Abels, Norbert / Elisabeth Schmierer (Hg.)

Hans Werner Henze und seine Zeit

Rubrik: Bücher
Verlag/Label: Laaber, Laaber 2013
erschienen in: das Orchester 04/2013 , Seite 64

So ver­schieden der Stil und die Pro­fes­sion der 16 Autoren auch sein mögen, so unter­schiedlich diese Hen­ze-Forsch­er und ‑Biografen, diese Literatur‑, Musik- und The­ater­wis­senschaftler die Zugangswege zu ihrem The­ma auch gewählt haben – „biografis­che, kul­tur­land­schaftliche, stof­fgeschichtliche, inhaltliche und all­ge­mein kün­st­lerische“ – und so vielfältig ihre Analysemeth­o­d­en erscheinen, so wenig ergibt sich daraus jene bunte Mis­chung, die Herzen­san­liegen der Her­aus­ge­ber war. Wom­it das Buch enorm beein­druckt, ist die (Fast-)Gesamtschau über Hen­zes Musik­the­ater, die diese 18 Beiträge bieten – samt Aus­flü­gen in andere (keineswegs fern­liegende) Gat­tun­gen: hin zum Vokalzyk­lus Voic­es und zu den Vio­linkonz­erten, die auf Pro­gram­ma­tis­ches, Szenis­ches und Poli­tis­ches nicht verzicht­en und die, wie Hen­zes Opern­welt, an Aktu­al­ität nichts einge­büßt haben.

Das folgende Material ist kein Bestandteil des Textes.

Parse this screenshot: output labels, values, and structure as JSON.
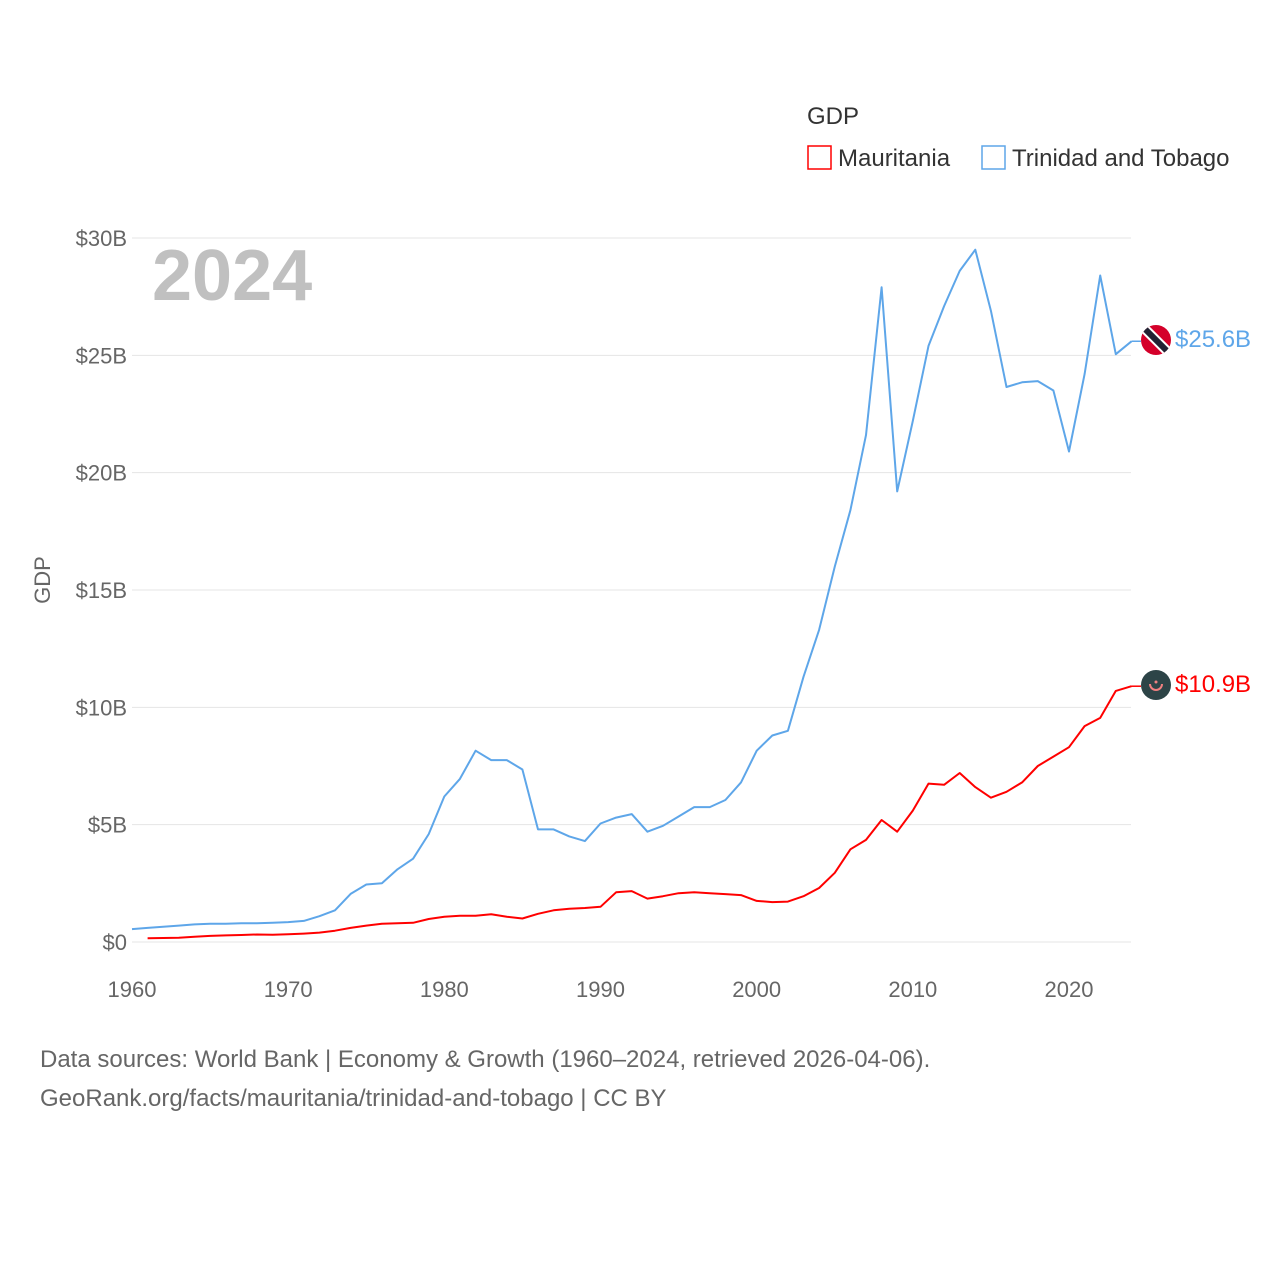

Hen­ze hat ein­mal davon gesprochen, dass sich sein Schaf­fen aufs The­ater zu bewege und von dorther zurück­komme. Später for­mulierte er: „Wir haben alle gute Gründe zur Hand, um Musik als darstel­lende Kun­st begreifen zu dür­fen.“ Und immer wieder insistierte er auf eine „Musi­ca impu­ra“, die das Alltägliche in die Kun­st, Idiome nieder­er Musik in die Kun­st­musik inte­gri­ert – kein Patch­work in der Art des post­mod­ern Sinnleeren und Unverbindlichen freilich, son­dern eine Ton­sprache mit präg­nan­ten Inhal­ten und „nahe bei den Men­schen“.

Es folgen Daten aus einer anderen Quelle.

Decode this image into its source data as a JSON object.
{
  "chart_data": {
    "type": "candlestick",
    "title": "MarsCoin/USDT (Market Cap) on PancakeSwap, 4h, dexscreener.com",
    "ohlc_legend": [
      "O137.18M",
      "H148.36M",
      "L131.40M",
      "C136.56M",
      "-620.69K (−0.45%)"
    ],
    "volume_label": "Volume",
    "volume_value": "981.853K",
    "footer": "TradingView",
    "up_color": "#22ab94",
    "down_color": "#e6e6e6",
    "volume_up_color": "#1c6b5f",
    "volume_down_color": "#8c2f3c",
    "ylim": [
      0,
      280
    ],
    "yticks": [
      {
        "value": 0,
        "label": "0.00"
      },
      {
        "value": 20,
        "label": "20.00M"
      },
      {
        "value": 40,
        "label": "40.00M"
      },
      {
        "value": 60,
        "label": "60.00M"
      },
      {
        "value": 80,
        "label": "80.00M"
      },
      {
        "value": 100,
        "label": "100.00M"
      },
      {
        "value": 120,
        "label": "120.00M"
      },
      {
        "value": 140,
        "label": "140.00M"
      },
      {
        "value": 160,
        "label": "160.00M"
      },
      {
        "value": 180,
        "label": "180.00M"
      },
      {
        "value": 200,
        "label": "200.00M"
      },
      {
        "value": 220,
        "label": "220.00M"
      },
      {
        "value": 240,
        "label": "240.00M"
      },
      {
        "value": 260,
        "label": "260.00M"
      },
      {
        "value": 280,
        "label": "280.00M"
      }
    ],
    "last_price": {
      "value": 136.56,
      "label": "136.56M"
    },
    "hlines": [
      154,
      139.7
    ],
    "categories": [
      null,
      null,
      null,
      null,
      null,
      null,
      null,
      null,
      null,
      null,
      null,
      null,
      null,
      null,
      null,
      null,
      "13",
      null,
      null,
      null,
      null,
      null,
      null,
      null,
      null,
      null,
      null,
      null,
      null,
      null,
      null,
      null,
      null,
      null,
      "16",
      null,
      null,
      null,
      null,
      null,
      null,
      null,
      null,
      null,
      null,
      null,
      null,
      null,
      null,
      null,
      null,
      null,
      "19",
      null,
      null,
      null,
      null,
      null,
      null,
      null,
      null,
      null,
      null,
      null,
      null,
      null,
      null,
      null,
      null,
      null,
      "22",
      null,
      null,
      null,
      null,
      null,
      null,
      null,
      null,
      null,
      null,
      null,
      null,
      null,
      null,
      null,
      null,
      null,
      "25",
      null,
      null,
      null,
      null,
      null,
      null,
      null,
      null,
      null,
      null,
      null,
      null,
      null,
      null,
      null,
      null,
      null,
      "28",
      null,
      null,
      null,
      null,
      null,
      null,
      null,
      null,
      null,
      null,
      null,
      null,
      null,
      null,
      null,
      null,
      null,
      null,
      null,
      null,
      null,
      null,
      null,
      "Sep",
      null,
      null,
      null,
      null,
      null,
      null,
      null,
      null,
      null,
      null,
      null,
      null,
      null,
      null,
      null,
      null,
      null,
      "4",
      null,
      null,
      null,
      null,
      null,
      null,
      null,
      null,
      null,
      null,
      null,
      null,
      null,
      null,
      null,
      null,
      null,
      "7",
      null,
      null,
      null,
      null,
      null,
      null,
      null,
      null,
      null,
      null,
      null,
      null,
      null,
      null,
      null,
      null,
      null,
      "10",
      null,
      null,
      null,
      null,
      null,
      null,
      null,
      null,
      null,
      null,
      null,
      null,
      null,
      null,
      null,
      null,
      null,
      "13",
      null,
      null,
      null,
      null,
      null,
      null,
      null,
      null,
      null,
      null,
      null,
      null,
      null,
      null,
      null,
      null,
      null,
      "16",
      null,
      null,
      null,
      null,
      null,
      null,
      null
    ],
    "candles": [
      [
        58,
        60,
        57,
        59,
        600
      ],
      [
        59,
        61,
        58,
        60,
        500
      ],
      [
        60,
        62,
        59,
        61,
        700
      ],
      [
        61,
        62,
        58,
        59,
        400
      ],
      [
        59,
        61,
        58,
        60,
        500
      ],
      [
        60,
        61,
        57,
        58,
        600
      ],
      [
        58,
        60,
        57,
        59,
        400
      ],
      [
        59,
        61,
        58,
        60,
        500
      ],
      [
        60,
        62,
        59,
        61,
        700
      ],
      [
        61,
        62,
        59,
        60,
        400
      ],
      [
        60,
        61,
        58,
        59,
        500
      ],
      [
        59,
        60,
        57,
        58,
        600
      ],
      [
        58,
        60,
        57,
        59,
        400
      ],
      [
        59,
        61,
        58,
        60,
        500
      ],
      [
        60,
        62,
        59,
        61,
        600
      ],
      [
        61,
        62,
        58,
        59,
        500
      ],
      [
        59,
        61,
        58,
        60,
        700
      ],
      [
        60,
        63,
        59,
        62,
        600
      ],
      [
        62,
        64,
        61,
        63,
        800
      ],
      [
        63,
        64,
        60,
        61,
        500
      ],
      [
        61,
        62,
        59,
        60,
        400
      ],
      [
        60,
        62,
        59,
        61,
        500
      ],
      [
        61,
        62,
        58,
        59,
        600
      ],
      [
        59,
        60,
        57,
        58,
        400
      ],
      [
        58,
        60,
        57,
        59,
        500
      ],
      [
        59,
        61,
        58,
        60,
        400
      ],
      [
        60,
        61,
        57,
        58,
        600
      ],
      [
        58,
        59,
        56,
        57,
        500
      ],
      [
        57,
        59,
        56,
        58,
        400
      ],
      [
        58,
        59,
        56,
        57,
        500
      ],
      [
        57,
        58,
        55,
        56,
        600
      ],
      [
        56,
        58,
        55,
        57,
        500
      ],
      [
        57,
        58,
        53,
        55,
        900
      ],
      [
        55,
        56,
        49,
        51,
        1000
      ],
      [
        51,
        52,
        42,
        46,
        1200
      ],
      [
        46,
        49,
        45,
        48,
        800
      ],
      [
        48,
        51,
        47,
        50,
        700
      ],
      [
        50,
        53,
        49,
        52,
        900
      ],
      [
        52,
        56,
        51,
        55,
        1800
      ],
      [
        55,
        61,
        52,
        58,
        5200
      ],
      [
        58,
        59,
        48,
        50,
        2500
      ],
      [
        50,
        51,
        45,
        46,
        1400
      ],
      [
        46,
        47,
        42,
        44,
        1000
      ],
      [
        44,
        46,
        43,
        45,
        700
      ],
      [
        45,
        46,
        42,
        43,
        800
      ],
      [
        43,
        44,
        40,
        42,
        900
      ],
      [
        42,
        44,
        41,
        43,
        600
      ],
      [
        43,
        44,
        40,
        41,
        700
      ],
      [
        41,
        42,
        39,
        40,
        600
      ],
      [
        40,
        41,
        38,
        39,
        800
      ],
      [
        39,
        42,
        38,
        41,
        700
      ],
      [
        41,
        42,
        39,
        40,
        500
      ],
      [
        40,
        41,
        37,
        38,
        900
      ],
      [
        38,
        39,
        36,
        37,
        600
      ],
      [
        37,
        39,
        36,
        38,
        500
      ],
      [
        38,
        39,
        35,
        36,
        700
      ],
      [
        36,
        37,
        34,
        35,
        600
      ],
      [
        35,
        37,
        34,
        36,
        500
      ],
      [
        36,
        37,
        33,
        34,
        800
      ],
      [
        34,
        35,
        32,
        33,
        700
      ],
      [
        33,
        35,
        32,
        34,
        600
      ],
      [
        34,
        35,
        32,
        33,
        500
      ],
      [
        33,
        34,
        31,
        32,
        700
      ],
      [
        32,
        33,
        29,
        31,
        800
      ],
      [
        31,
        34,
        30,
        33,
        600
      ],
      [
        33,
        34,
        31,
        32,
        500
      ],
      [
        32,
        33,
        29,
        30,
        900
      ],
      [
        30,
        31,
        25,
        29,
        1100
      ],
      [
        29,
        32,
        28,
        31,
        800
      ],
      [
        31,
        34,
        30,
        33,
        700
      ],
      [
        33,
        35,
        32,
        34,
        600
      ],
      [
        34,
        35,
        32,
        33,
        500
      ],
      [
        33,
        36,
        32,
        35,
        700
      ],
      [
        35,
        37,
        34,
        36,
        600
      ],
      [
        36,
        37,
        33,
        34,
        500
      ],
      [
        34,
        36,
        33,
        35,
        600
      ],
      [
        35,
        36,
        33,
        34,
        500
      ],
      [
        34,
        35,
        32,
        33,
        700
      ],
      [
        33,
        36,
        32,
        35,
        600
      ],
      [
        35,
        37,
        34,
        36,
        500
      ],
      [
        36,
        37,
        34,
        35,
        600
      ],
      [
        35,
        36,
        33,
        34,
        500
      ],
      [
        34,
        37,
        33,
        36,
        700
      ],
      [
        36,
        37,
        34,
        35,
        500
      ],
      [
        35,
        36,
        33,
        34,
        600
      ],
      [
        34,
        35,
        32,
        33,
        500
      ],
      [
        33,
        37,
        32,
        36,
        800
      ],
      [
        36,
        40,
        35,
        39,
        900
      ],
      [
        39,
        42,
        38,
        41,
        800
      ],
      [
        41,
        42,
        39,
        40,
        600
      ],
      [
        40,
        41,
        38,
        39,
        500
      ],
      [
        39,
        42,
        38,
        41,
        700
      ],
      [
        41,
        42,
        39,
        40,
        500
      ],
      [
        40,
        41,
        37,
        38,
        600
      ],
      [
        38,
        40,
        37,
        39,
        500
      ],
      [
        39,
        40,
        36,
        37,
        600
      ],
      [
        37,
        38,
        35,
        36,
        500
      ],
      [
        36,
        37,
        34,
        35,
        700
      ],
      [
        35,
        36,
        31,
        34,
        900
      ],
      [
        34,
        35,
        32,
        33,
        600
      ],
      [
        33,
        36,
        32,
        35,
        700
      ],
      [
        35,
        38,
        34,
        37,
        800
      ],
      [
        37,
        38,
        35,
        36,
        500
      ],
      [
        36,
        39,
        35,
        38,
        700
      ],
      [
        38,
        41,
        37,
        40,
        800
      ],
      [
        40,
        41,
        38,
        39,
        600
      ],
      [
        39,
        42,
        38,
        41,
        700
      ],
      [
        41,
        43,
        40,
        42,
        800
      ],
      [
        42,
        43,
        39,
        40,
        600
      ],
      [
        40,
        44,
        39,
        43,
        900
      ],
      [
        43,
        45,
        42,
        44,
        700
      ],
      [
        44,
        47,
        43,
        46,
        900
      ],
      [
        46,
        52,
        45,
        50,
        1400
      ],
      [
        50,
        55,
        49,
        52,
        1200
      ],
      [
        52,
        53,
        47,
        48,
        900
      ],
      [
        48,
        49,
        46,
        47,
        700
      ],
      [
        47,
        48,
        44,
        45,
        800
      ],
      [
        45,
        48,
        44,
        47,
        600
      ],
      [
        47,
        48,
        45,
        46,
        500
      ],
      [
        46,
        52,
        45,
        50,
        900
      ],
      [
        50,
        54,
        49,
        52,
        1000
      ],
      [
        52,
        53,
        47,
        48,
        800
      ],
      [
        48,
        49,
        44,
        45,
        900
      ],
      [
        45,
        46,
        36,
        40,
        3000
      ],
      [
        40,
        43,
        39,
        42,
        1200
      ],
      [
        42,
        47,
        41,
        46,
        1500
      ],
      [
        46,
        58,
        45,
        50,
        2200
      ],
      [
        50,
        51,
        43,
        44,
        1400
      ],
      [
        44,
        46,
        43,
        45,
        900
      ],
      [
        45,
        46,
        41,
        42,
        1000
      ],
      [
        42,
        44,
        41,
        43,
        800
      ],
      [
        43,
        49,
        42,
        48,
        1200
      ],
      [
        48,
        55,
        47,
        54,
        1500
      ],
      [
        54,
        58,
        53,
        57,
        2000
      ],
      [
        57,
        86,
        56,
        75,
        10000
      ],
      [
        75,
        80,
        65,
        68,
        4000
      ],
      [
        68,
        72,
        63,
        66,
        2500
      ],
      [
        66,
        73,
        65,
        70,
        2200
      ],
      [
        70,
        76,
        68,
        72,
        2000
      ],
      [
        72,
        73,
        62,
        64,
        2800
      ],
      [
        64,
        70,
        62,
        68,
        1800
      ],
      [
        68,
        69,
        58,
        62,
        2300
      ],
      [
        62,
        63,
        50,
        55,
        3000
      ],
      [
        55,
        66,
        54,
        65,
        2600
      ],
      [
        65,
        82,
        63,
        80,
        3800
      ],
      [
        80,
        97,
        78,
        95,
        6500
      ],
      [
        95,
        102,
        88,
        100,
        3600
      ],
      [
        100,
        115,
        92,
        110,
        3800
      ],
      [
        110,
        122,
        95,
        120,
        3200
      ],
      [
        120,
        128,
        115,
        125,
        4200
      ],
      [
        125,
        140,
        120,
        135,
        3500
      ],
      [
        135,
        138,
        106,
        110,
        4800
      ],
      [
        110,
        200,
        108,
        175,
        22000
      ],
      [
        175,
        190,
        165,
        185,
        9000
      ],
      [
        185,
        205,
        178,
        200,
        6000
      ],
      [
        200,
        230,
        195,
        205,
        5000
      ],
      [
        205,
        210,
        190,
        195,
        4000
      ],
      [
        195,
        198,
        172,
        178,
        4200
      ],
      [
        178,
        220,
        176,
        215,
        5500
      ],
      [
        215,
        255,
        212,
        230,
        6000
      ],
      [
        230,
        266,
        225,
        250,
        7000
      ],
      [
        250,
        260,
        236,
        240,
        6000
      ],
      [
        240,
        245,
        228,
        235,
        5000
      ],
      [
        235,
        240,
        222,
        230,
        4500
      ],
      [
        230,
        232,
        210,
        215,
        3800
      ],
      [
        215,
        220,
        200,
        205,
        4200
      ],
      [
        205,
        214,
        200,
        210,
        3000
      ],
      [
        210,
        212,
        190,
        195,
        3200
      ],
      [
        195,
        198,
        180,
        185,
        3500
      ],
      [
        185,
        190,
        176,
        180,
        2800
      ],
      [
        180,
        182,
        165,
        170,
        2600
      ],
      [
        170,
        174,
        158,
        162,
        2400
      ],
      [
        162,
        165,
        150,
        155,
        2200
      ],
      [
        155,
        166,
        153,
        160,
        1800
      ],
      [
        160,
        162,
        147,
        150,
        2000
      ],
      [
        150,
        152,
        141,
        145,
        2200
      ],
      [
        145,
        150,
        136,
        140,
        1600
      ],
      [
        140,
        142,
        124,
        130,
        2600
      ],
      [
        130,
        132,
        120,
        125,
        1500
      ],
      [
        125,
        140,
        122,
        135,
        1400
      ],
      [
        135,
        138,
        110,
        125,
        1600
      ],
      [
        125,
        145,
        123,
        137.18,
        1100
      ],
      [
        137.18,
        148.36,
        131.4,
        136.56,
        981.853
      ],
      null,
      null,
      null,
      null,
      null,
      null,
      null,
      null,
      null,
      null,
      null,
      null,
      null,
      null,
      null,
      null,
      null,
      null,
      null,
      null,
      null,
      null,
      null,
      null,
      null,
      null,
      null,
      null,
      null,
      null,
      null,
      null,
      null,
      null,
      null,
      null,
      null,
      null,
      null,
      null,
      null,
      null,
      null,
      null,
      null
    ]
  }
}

Diese vielfälti­gen Aspek­te bieten nun den Inter­pre­ten der Werke und Kom­mentare, der Ästhetik und des Engage­ments Hen­zes für ihren Rundgang von Ein Lan­darzt hin zu Gisela jede Menge Bezugspunk­te und ein großes Betä­ti­gungs­feld. Sie betra­cht­en Märchen, Mythos und Com­me­dia dell’arte als Gegen­stände sein­er Bemühun­gen; sie sehen Radio­phonie, sur­re­al­is­tis­ches Spiel und Action for music als neue Mit­tel seines Gestal­tens und die Zusam­me­nar­beit mit Inge­borg Bach­mann bei Bal­lett und Lit­er­atur­op­er im Fokus von Gegen­wart­sakzen­tu­ierung. Ihnen ent­ge­ht nicht, wie beim Ver­such, gesellschaftlichen und kün­st­lerischen Fortschritt zu vere­inen, der Hen­ze auch zum Außen­seit­er machte, die Anmu­tun­gen der Real­ität den Kun­stcharak­ter der Musik stark prob­lema­tisieren kön­nen. Und wir lesen Werke­in­führun­gen, die sich find­ig den Sujets und deren Wurzeln und Geflecht­en, der Hand­lungs- und Fig­ure­n­analyse, der musikalis­chen Gestal­tung und der Büh­nen-Rezep­tion wid­men.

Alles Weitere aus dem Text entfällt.